The surge in wholesale stocks reported by the Commerce Department on Monday, however, implied inventories were probably less of a drag on economic growth in the fourth quarter than previously thought. As result, economists boosted their fourth-quarter gross domestic product growth estimates by as much as half a percentage point to as high as a 2.4 percent annualized rate.
“While the jump in inventories in December represents an upside risk to the fourth-quarter GDP report coming out on Thursday, declining wholesale and retail sales in December could be another sign of weaker demand and slow GDP growth in the first quarter,” said Scott Anderson, chief economist at Bank of the West in San Francisco.
Wholesale inventories surged 1.1 percent, the largest gain since October 2013. Data for November was revised higher to show wholesale inventories rising 0.4 percent instead of 0.3 percent as previously reported. Wholesale inventories increased 7.3 percent on a year-on-year basis in December.
Economists polled by Reuters had forecast inventories at wholesalers rising 0.3 percent in December.
The component of wholesale inventories that goes into the calculation of GDP growth rose 1.1 percent in December. The December wholesale inventory report was delayed by a five-week partial shutdown of the federal government that ended on Jan. 25.

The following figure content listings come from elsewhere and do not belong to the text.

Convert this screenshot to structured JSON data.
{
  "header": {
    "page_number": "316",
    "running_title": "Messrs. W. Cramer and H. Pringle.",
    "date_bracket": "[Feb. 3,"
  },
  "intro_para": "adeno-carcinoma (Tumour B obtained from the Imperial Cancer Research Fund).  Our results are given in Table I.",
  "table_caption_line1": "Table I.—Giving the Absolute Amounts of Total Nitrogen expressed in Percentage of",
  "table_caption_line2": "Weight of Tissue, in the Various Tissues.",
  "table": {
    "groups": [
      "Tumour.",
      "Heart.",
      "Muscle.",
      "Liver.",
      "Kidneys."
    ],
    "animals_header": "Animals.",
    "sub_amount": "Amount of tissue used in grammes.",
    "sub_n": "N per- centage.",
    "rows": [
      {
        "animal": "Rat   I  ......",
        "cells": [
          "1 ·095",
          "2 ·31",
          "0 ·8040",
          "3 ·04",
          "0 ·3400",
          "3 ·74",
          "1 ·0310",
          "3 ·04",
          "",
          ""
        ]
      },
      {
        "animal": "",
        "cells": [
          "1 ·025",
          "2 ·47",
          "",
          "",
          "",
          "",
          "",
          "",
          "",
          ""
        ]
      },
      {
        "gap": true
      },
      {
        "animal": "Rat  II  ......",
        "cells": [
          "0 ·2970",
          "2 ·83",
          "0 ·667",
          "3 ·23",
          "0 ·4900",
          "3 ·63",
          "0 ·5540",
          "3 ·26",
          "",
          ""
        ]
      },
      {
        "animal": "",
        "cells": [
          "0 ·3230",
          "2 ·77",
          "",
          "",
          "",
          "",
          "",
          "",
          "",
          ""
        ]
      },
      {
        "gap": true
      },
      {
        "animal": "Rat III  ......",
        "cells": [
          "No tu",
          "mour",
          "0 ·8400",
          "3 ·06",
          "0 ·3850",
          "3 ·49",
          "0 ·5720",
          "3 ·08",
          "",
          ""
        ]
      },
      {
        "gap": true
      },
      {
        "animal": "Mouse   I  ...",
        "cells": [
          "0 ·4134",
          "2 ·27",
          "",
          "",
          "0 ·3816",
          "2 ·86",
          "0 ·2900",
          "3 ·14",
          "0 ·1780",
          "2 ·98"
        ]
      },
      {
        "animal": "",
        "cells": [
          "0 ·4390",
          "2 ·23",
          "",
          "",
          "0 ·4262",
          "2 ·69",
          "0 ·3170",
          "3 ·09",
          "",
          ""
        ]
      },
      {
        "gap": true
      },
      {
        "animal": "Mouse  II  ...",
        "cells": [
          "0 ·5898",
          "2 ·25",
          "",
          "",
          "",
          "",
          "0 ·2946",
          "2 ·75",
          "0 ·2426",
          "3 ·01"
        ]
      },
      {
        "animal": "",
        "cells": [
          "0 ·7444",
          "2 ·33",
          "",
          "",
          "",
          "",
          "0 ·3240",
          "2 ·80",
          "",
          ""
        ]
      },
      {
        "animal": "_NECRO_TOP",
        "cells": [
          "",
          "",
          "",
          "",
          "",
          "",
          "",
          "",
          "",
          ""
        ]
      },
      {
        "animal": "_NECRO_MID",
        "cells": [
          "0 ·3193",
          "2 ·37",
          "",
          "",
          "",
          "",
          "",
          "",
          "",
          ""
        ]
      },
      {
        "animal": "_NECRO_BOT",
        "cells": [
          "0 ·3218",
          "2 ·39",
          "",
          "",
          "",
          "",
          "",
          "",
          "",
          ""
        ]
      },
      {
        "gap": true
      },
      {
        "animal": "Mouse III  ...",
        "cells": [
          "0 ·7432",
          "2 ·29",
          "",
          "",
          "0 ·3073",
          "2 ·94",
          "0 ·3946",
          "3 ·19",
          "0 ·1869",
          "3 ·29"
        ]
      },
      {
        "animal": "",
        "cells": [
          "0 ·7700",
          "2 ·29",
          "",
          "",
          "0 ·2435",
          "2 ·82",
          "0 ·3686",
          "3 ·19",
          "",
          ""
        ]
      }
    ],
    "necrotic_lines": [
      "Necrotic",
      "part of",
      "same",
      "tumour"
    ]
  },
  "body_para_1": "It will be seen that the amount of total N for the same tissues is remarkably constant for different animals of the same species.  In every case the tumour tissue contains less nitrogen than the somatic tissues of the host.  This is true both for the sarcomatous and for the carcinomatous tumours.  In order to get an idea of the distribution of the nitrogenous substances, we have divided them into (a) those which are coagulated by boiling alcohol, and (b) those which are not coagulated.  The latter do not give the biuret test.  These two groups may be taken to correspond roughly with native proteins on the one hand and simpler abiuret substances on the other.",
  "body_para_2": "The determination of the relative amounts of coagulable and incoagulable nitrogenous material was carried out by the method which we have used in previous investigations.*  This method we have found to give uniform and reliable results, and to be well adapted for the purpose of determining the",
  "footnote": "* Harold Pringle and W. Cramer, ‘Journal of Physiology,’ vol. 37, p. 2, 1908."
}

Economists at JPMorgan raised their fourth-quarter GDP estimate to a 1.9 percent rate from a 1.4 percent pace. Data forecasting firm Macroeconomic Advisers lifted its forecast by two-tenths of a percentage point to a 2.4 percent rate.
“Today’s data suggest a more modest drag from inventories on fourth-quarter growth,” Goldman Sachs said in a note.
Inventory investment added 2.33 percentage points to the third quarter’s 3.4 percent annualized growth rate.
Reports on December retail sales and business spending plans on equipment have also pointed to a slowdown in growth at the tail end of 2018. The government will publish its delayed fourth-quarter GDP report on Thursday.
In December, wholesale auto inventories increased 0.9 percent after gaining 0.6 percent in November. Hardware inventories jumped 1.7 percent, the biggest increase since June 2012, after rising 1.2 percent in November. Furniture stocks rose 2.4 percent, the most since November 2012.
Apparel inventories jumped 3.8 percent, the largest advance since September 2010.
Sales at wholesalers dropped 1.0 percent in December after falling 1.2 percent in November. Some of the drop in sales reflected weak prices. Motor vehicles sales decreased 2.2 percent, the biggest fall since February 2017. There were also declines in sales of petroleum, hardware, paper and metals.
At December’s sales pace it would take wholesalers 1.33 months to clear shelves, the most since November 2016, up from 1.30 months in November.